To define custom reboot reasons, you will need to provide a config file. The name of this file defaults to memfault_reboot_reason_user_config.def, but you can override it via MEMFAULT_REBOOT_REASON_USER_DEFS_FILE in your project's config header. Below is an example of some custom reboot reasons:

// Defines an "expected" reboot with string `ExpectedReboot`
MEMFAULT_EXPECTED_REBOOT_REASON_DEFINE(ExpectedReboot)
// Defines an "unexpected" reboot with string `UnexpectedReboot`
MEMFAULT_UNEXPECTED_REBOOT_REASON_DEFINE(UnexpectedReboot)

Note the difference when defining expected vs. unexpected reboots outlined earlier. By properly sorting your custom reboot reasons into the unexpected and expected reboot buckets, you will enable accurate calculation of fleet stability metrics.

The above definitions create an entry in the eMemfaultRebootReason enum. To mark an imminent reboot reason without needing to call MEMFAULT_REBOOT_REASON_KEY() to get the full enum name, the following convenience macro can be used:

MEMFAULT_REBOOT_MARK_RESET_IMMINENT_CUSTOM(ExpectedReboot);

Deferring Reboot Reason Serialization

Most systems will record the Reboot event on system startup.

The exception is devices which need to initialize the values for memfault_get_device_info() after system initialization. You'll need to delay the call to memfault_reboot_tracking_collect_reset_info()to prevent invalid values from being inserted into the serialized reboot event.

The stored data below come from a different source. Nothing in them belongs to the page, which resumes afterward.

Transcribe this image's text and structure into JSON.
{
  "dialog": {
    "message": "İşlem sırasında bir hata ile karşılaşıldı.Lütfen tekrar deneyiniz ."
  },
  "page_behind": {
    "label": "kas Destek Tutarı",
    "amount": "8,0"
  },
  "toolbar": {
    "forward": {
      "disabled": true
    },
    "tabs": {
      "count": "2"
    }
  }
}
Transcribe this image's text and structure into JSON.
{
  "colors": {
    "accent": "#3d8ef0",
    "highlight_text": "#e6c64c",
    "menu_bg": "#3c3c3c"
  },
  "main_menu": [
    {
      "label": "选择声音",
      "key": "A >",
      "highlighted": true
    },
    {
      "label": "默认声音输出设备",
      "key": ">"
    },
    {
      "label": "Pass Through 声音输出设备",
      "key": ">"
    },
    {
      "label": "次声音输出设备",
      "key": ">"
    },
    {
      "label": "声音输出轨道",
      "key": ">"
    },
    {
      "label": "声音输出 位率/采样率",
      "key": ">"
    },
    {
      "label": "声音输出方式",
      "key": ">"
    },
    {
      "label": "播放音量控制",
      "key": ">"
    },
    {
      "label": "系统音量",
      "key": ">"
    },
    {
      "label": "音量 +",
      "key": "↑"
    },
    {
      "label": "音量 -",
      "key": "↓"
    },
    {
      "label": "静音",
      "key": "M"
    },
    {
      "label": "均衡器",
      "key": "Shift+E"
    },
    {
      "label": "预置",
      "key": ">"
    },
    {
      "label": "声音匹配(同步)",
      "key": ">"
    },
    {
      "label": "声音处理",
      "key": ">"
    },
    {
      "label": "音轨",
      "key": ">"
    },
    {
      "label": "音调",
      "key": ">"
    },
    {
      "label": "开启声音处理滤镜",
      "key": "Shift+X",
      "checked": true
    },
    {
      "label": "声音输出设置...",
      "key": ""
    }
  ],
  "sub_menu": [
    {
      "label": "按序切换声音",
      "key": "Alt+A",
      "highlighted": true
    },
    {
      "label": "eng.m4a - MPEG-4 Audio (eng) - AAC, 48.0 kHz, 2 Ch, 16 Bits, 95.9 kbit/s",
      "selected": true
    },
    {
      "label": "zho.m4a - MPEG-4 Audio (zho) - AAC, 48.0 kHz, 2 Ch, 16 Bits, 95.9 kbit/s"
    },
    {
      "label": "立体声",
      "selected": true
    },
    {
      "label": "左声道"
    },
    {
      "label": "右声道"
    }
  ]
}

For non-Zephyr applications, omit calling memfault_reboot_tracking_collect_reset_info() on boot, and instead call it once memfault_get_device_info() is valid.

Built-in Metrics

The Reboot Tracking component provides a built-in metric, MemfaultSdkMetric_UnexpectedRebootCount. At boot this metric is set to the number of unexpected reboots since the last POR or the count was reset. Use this metric to find devices with bootlooping behavior.

This counter is not cleared at boot, to clear this value call memfault_reboot_tracking_reset_crash_count() at a time after boot when it is determined the device is not in a boot loop.